How is this achieved?
- The chromosome is wrapped in long strands of RNA called XIST that attract proteins and tamp down the expression of the gene inside.
- However, not all genes are muffled in this manner and the ones that escape the X inactivation process are thought to be the cause of autoimmune diseases.
- Not only this, the XIST molecule too has been known to elicit inflammatory immune responses.
- Many of the proteins that are attracted to the XIST also induced the response of autoantibodies, a type of antibody that reacts with self-antigens.
Key observations:
- To see if these autoantibodies attacking the XIST molecule were another reason for autoimmune diseases, they bioengineered male mice to produce a modified version of XIST which did muffle the gene expression but still retained the ability to form the RNA and proteins that covered the gene.
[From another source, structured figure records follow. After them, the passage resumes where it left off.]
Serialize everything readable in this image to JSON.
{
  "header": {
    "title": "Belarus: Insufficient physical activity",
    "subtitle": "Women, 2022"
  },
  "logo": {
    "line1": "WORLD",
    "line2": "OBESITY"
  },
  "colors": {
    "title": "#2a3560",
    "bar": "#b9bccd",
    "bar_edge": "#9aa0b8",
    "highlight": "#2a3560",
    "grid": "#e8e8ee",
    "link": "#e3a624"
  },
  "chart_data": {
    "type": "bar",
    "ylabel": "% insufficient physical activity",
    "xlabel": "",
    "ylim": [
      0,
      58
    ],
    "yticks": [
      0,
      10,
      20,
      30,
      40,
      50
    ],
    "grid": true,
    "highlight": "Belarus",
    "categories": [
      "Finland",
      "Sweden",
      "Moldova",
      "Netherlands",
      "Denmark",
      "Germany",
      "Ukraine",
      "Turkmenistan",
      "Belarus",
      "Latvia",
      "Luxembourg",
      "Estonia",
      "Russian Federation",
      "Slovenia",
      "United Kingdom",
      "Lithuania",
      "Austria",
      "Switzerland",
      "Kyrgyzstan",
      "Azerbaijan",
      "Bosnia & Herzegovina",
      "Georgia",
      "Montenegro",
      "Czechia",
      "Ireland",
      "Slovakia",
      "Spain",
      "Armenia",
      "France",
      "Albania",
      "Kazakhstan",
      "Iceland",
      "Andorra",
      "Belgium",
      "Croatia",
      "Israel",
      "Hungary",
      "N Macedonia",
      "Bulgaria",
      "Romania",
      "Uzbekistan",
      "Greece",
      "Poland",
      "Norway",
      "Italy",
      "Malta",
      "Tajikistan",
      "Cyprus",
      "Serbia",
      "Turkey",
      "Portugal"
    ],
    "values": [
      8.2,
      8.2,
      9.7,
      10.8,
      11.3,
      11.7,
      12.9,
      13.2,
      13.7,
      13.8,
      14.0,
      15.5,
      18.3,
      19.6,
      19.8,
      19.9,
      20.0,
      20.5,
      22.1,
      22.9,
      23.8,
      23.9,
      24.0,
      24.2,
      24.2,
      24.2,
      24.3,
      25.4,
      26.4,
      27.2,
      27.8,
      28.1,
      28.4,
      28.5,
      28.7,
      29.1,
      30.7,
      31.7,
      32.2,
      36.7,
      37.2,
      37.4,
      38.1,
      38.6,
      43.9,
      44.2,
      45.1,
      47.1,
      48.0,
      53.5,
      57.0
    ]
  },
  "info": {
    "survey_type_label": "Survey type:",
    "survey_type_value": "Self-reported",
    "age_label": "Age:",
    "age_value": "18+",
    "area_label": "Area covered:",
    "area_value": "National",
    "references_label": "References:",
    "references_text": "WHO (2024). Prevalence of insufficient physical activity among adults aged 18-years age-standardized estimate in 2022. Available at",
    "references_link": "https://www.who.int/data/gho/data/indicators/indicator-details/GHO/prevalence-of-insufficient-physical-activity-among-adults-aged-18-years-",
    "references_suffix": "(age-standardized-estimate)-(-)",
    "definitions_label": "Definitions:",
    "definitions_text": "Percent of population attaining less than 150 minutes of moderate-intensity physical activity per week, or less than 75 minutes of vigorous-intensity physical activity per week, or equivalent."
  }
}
- They found that when a lupus-like disease was introduced in the mice, the ones that expressed XIST had higher levels of autoantibody levels than the ones that didn’t. Their immune cells were also on higher alert which suggests a proneness to autoimmune attacks.
- Since XIST is expressed only in cells with two X chromosomes, women are more susceptible to autoimmune diseases and attacks.
Way Forward:
- Further studies in this field would help in determining exactly which XIST-related antigens contribute to sex-biased immunity resulting in expedited detection and diagnosis, the authors noted.